On March 20, 2003, U.S. troops marched into Iraq to free the country from the iron rule of Saddam Hussein. People cheered as the statue of the Iraqi dictator was pulled down. As we now know, displacing Saddam was the easy part. Rebuilding the country and making it safe is now proving to be more difficult than U.S. officials thought.
What has it been like for Iraqis who lived through the American invasion and its aftermath? Erik Jensen and Jessica Blank, the husband-wife team whose Off Broadway play, The Exonerated, focused on wrongly convicted Death Row inmates, traveled to Jordan to find out. They interviewed 37 Iraqis for their personal stories about life before and after Saddam. The result is Aftermath now being performed at the New York Theatre Workshop.
Nine actors, all of Middle Eastern descent, represent a cross-section of these Iraqi civilians. (While The Exonerated had a rotating cast, Aftermath will not). We hear from a translator, a doctor, two couples, and an Iman. The translator, a self-assured Fajer Al-Kaisi, reminds the audience that there are four million Iraqi refugees worldwide. “These are six of these stories,” he says. (Two of the stories are from couples).

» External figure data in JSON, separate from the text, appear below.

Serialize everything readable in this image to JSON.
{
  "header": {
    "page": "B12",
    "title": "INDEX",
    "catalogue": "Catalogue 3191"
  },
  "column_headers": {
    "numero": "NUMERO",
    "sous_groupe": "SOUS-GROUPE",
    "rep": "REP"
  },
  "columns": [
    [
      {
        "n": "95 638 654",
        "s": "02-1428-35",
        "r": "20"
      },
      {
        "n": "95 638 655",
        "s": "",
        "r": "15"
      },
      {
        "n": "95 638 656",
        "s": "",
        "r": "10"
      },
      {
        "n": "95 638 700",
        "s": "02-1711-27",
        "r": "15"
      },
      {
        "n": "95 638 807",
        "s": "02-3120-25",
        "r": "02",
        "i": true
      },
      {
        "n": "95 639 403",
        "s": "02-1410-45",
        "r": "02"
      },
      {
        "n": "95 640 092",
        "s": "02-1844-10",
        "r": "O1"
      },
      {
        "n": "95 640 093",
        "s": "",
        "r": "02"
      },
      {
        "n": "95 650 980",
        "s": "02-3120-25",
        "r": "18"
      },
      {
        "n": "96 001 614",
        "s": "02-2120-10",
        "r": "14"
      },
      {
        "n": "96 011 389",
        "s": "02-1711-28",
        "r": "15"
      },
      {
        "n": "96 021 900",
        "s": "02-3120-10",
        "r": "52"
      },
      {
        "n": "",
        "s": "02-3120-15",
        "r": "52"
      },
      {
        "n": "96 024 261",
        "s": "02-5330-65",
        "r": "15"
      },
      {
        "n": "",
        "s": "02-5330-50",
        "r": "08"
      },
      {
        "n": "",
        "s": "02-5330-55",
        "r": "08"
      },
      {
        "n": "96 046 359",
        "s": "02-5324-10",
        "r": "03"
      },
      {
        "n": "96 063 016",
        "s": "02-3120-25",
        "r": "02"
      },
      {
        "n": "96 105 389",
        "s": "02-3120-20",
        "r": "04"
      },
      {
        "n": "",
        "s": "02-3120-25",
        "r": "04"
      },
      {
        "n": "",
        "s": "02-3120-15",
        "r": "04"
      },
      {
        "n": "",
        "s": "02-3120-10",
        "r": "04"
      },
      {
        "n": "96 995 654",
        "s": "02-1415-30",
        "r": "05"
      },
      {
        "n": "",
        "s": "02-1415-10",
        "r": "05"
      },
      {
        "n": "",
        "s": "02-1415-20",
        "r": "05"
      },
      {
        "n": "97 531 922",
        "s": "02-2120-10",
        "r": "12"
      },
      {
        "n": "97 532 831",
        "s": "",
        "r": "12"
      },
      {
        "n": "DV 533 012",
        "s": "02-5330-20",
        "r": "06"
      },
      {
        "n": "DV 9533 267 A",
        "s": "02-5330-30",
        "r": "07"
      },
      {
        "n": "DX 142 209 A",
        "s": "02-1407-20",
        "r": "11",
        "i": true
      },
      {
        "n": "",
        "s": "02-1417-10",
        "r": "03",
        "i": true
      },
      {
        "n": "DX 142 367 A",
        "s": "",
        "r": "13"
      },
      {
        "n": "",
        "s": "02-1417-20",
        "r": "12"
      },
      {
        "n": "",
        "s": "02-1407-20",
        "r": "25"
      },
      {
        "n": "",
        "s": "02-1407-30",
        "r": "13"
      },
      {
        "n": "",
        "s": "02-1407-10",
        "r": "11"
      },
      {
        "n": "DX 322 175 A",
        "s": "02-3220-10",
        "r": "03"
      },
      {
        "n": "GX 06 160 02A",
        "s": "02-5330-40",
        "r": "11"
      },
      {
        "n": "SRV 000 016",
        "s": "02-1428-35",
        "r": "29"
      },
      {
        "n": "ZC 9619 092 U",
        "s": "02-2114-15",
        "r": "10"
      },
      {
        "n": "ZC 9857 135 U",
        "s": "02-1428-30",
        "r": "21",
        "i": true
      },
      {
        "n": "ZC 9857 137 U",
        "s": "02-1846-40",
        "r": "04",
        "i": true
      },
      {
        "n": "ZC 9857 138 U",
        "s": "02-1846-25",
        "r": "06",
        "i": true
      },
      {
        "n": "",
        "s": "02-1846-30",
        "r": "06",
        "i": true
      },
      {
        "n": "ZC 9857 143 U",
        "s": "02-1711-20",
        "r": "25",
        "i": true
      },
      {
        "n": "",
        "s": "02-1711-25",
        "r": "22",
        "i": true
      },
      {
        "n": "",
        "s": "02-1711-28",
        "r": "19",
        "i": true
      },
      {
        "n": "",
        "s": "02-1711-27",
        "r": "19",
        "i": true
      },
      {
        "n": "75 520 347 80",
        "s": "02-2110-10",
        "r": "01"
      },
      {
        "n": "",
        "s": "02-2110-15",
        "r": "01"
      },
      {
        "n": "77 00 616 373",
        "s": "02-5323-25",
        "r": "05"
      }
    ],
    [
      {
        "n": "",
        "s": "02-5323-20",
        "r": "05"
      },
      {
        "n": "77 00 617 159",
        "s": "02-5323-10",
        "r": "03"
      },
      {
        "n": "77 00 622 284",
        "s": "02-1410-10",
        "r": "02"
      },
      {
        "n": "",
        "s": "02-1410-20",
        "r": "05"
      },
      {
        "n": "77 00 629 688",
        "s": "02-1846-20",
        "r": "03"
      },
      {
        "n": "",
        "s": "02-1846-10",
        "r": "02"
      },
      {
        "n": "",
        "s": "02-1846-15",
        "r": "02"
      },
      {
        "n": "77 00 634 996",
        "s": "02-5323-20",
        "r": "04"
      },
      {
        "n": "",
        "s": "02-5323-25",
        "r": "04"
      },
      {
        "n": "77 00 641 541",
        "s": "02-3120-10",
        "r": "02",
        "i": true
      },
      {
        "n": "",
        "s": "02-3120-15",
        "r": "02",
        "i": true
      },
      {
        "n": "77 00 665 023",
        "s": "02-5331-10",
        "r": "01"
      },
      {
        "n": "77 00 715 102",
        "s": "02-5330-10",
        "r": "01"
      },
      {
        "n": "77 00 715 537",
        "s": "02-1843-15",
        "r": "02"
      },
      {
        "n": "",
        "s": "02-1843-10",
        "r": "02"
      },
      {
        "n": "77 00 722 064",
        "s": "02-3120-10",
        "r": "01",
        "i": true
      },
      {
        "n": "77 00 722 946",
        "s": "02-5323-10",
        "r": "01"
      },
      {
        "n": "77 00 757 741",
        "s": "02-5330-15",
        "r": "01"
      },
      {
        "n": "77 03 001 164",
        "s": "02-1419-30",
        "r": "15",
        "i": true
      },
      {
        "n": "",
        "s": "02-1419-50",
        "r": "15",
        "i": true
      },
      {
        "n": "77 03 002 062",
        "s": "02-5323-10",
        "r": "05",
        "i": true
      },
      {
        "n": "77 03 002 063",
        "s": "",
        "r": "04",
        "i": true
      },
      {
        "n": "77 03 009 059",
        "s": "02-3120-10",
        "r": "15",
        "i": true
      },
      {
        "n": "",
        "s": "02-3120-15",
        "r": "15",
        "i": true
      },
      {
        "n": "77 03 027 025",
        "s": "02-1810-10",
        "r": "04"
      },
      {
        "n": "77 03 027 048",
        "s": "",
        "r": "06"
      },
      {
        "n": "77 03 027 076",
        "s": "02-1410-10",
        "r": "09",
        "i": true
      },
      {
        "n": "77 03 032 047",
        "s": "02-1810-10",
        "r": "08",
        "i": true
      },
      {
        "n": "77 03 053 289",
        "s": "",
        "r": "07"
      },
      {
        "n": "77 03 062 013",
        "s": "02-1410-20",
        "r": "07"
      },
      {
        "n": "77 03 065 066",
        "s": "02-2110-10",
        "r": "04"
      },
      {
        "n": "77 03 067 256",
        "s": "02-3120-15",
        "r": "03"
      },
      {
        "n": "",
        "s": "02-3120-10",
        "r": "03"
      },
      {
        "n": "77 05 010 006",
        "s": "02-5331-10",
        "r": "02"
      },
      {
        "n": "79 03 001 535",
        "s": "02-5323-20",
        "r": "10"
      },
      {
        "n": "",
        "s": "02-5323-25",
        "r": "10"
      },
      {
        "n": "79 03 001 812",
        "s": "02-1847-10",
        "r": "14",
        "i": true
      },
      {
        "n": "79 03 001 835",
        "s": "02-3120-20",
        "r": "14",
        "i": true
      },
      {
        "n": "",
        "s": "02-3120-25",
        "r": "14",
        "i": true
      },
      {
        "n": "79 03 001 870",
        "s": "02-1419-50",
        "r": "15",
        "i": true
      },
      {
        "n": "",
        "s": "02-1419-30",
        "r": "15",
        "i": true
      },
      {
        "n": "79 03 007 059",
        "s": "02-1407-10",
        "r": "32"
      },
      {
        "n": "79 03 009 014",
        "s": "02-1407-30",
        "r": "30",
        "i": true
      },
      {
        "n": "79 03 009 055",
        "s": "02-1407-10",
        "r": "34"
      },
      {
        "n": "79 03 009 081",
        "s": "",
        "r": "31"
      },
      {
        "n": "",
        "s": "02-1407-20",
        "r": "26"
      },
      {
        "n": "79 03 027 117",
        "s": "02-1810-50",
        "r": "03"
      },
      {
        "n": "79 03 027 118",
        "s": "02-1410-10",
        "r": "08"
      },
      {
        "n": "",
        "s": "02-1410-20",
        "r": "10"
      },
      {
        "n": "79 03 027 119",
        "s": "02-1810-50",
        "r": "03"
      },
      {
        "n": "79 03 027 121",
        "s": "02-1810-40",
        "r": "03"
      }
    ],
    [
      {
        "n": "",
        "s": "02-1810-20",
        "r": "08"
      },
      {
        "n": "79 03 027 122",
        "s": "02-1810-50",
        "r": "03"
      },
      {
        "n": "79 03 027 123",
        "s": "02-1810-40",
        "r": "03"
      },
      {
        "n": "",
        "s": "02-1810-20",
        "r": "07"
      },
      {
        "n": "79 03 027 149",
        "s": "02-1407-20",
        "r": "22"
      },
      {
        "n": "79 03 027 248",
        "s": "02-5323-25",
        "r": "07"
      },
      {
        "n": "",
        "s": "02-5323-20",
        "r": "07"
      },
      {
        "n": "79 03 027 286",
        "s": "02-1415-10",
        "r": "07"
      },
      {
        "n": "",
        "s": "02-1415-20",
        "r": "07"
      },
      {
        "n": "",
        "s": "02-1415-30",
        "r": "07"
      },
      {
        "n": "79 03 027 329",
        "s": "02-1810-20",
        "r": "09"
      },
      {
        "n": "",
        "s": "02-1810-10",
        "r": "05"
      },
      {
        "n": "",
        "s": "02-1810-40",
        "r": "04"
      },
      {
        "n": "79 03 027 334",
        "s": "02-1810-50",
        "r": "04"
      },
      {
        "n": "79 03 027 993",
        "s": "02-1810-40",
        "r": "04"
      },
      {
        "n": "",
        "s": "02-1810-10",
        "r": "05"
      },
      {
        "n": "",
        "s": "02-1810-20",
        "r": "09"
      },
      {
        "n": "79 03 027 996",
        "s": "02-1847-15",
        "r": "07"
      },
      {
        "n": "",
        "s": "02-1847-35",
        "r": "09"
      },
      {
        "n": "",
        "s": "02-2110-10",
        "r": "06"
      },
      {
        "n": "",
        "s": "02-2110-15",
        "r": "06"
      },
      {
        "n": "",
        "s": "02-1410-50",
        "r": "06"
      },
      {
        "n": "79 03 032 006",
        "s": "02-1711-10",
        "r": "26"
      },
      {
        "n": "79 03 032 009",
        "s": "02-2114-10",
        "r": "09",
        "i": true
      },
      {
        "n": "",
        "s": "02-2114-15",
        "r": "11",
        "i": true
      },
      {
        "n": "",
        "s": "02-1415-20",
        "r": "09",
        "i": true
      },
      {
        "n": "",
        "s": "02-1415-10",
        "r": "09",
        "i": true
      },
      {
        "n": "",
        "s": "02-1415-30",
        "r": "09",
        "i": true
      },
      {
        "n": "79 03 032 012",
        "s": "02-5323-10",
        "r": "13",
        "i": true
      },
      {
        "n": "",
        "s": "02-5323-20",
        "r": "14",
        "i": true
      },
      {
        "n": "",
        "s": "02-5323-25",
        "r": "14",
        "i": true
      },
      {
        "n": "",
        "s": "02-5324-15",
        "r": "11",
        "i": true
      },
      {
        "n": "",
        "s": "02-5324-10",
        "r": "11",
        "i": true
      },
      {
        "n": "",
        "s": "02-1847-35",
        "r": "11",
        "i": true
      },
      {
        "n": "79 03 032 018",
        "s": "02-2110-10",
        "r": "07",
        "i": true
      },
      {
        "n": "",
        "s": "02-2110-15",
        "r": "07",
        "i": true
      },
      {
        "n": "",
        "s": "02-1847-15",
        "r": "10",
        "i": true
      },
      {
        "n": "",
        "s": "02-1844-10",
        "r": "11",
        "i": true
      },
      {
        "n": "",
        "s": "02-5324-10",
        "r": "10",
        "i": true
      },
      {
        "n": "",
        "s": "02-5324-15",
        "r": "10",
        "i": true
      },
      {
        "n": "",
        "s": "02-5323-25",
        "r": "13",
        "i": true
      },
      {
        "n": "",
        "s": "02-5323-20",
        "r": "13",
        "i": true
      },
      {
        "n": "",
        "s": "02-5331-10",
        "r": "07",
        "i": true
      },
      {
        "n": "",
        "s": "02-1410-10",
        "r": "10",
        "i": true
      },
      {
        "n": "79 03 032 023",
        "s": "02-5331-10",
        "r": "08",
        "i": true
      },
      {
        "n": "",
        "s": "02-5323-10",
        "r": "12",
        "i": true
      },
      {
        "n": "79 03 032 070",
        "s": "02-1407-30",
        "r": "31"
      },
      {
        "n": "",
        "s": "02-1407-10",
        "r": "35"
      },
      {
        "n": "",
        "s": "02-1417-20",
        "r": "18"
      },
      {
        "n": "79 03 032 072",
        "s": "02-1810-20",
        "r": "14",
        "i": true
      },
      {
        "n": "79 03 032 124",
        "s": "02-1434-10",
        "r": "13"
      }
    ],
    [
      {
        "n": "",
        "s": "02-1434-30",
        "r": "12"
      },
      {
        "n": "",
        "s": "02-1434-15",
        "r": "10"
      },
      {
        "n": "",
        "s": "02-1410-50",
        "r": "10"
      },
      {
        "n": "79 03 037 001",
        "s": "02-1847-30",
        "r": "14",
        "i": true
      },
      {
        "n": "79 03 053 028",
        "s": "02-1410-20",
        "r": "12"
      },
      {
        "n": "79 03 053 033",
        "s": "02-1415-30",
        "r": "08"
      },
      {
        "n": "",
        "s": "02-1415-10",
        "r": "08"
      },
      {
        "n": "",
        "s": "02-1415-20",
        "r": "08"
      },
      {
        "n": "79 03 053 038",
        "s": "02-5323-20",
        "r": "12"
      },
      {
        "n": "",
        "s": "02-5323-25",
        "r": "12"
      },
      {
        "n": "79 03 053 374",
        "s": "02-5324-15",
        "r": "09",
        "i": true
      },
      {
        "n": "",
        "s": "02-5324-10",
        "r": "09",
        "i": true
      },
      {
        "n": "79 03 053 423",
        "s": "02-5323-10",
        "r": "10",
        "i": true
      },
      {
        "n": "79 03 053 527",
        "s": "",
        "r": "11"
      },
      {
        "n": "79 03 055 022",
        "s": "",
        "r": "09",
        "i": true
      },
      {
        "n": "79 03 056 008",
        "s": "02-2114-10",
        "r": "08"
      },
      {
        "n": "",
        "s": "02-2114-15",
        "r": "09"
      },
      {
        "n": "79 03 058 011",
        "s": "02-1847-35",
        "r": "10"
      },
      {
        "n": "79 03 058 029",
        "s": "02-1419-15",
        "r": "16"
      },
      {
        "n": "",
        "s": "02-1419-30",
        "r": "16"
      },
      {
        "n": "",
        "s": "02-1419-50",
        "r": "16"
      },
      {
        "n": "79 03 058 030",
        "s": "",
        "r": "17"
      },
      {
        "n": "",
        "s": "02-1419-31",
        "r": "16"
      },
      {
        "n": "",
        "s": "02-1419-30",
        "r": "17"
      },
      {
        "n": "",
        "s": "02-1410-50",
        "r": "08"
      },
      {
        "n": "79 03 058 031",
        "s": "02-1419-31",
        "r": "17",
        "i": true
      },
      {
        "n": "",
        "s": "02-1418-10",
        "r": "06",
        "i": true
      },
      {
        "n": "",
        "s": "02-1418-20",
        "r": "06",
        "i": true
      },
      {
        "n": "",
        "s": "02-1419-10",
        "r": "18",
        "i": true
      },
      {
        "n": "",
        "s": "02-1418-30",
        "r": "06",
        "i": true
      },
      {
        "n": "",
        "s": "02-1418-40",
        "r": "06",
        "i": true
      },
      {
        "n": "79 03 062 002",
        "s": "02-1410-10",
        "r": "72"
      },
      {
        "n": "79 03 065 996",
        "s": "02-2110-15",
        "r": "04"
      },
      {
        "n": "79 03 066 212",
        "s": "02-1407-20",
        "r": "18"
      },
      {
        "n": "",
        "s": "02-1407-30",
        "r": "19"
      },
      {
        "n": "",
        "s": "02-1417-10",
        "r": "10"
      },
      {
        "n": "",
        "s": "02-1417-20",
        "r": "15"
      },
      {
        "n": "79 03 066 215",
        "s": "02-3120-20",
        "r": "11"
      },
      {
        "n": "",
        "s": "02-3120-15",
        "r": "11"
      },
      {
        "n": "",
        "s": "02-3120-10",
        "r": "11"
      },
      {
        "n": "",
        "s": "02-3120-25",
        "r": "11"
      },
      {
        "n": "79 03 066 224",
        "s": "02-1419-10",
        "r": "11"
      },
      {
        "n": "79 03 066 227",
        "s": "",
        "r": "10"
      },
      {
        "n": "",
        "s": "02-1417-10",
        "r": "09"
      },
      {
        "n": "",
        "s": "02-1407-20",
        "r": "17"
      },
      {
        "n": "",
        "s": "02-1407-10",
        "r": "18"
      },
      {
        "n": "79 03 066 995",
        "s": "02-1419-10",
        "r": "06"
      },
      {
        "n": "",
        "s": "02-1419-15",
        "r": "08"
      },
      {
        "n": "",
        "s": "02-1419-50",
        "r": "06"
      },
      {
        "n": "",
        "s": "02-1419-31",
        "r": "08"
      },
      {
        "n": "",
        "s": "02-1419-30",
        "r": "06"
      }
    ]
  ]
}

Blank and Jensen had their work cut out for them culling what one expects were hours of interviews into 90 minutes of compelling theatre. The characters rarely interact (exceptions are the couples and the translator who frequently comments), instead telling their stories to the audience with a range of emotions. Outstanding are Amir Atison, as a doctor, and Laith Nakli as the Iman, but all the actors are persuasive. The common thread running through all these impassioned accounts is the hope felt when the Americans first arrived and disappointment, even anger for the result. “There was chaos everywhere,” one person remarks. Even the translator, an Iraqi, comes in for criticism, being seen as an opportunist, telling the Americans what they wanted to hear rather than what was being said.
While Saddam was in power, a story was told about the television repair person who, failing to fix the set, glues a photo of Saddam Hussein to the screen. When his customer is confused, he says that’s the only image he will see on the TV anyway. Why worry if it doesn’t work?
The fact that the story is told with nostalgia for another time, seems to say it all. As bad as conditions were under Saddam, there was predictability. There are no diatribes, however, against the U.S. president, past or present. Blank and Jensen are wise enough to let these Iraqis speak for themselves. No embellishment needed.